Au début du spectacle, la scène présente un grand espace presque vide où ne se trouvent qu’une machine distributrice et quelques tables et chaises rangées le long des murs, comme si les lieux étaient en attente d’être occupés. Ce tableau évoque une cafétéria déserte ou encore une gare sans charme, impression confirmée par l’entrée d’une jeune femme trimballant un gros sac de voyage. Or, malgré son caractère figuratif, le décor est d’abord investi d’une dimension métaphorique : la scène apparait comme un grand espace intime et, surtout, discursif, c’est-à-dire comme un lieu fait pour une parole qui se déploie. L’espace se transforme au fil de la pièce, se complexifie, devenant le miroir des fulgurances soudaines du texte, de ses détours et de ses inventions. La brillante mise en scène de Roland Auzet se renouvelle ainsi constamment au fur et à mesure que Jodie raconte (et revit) son histoire.

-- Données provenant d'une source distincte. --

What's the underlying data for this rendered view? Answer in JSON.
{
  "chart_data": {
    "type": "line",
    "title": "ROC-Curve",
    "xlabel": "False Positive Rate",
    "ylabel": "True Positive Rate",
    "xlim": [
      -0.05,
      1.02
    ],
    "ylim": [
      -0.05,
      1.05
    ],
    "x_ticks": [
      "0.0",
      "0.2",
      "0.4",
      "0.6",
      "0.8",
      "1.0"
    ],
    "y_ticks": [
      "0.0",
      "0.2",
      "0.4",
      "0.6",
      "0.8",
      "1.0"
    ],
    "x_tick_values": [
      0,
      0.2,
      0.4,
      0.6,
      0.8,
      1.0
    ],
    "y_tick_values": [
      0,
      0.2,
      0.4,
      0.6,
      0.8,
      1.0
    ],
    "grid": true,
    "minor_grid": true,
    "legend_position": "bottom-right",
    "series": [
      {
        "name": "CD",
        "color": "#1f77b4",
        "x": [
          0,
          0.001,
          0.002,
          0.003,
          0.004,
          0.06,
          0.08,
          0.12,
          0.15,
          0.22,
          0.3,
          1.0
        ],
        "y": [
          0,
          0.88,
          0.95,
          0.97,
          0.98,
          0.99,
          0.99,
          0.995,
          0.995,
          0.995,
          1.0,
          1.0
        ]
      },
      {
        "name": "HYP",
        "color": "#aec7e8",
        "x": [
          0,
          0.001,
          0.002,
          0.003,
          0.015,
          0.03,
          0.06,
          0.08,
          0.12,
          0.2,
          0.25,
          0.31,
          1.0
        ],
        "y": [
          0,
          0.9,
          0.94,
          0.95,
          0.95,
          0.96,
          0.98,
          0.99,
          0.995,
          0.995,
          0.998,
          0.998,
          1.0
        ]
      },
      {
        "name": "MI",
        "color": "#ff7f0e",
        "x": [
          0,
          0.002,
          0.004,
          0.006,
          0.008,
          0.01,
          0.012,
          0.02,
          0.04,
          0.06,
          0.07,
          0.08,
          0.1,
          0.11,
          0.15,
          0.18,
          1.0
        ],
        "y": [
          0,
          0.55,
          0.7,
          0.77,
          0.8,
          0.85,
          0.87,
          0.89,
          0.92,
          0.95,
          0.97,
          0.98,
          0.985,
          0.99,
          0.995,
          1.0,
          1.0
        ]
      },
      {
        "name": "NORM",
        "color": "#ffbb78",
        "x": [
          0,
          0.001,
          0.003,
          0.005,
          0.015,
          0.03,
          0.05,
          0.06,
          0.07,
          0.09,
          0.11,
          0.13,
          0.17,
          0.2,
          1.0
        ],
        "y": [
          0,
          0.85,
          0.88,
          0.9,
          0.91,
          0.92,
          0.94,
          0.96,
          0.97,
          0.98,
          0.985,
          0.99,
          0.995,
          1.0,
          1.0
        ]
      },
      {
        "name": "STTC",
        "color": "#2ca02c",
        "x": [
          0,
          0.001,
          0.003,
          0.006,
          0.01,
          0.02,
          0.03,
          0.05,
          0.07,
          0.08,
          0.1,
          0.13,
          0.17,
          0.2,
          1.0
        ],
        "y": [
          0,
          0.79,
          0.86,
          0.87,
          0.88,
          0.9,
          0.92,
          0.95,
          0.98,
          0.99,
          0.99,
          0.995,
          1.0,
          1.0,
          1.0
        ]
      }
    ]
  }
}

Immense défi d’interprétation, le texte de Fabrice Melquiot est un long poème, un train en marche qui nous emporte avec lui, nous réservant la surprise de sa destination. Dense, vivante, syncopée, l’œuvre est traversée par plusieurs registres et par plusieurs voix que Sophie Desmarais interprète tour à tour, dans un mouvement continu. D’ailleurs, il est à peu près impossible de tout discerner de ce flot de paroles, qui est par moment à la limite de l’intelligible. Une fois cet aspect accepté, on se laisser aisément emporter par la charge esthétique et émotive qui se densifie tout au long du spectacle jusqu’au moment où nous est livré le secret du billet d’un dollar qui donne son titre à l’œuvre, et qui est au cœur de la quête identitaire menée par Jodie.

Traversées

Chaque personne porte en elle une ombre. Celle de Jodie, « fille de 40 ans », c’est le mystère qui entoure son père biologique, Billy Diabilis, qu’elle n’a connu qu’à travers le récit qu’a voulu lui en faire sa mère, elle aussi quelque peu absente : Jodie a été élevée, dans la majeure partie de son enfance, par un ami de sa mère, John Casterman. Avant de mourir, « tandis qu’il cueillait des lys et des lupins », ce père adoptif lui expose une nouvelle version des faits survenus lors des premières années de sa vie. Cette révélation lance Jodie dans une vaste enquête, dont elle attend sa propre renaissance : « Je dois naitre encore… trouver le vrai en chair. » Jodie a une identité fuyante, presque indéfinie ou inaboutie. Elle se présente comme actrice, promeneuse de chiens, serveuse à temps partiel. La première fois qu’elle parle, au début de la pièce, c’est pour énoncer une série d’oppositions irrésolubles : nulle part/partout, regarder/être regardée, son corps/le corps de l’autre.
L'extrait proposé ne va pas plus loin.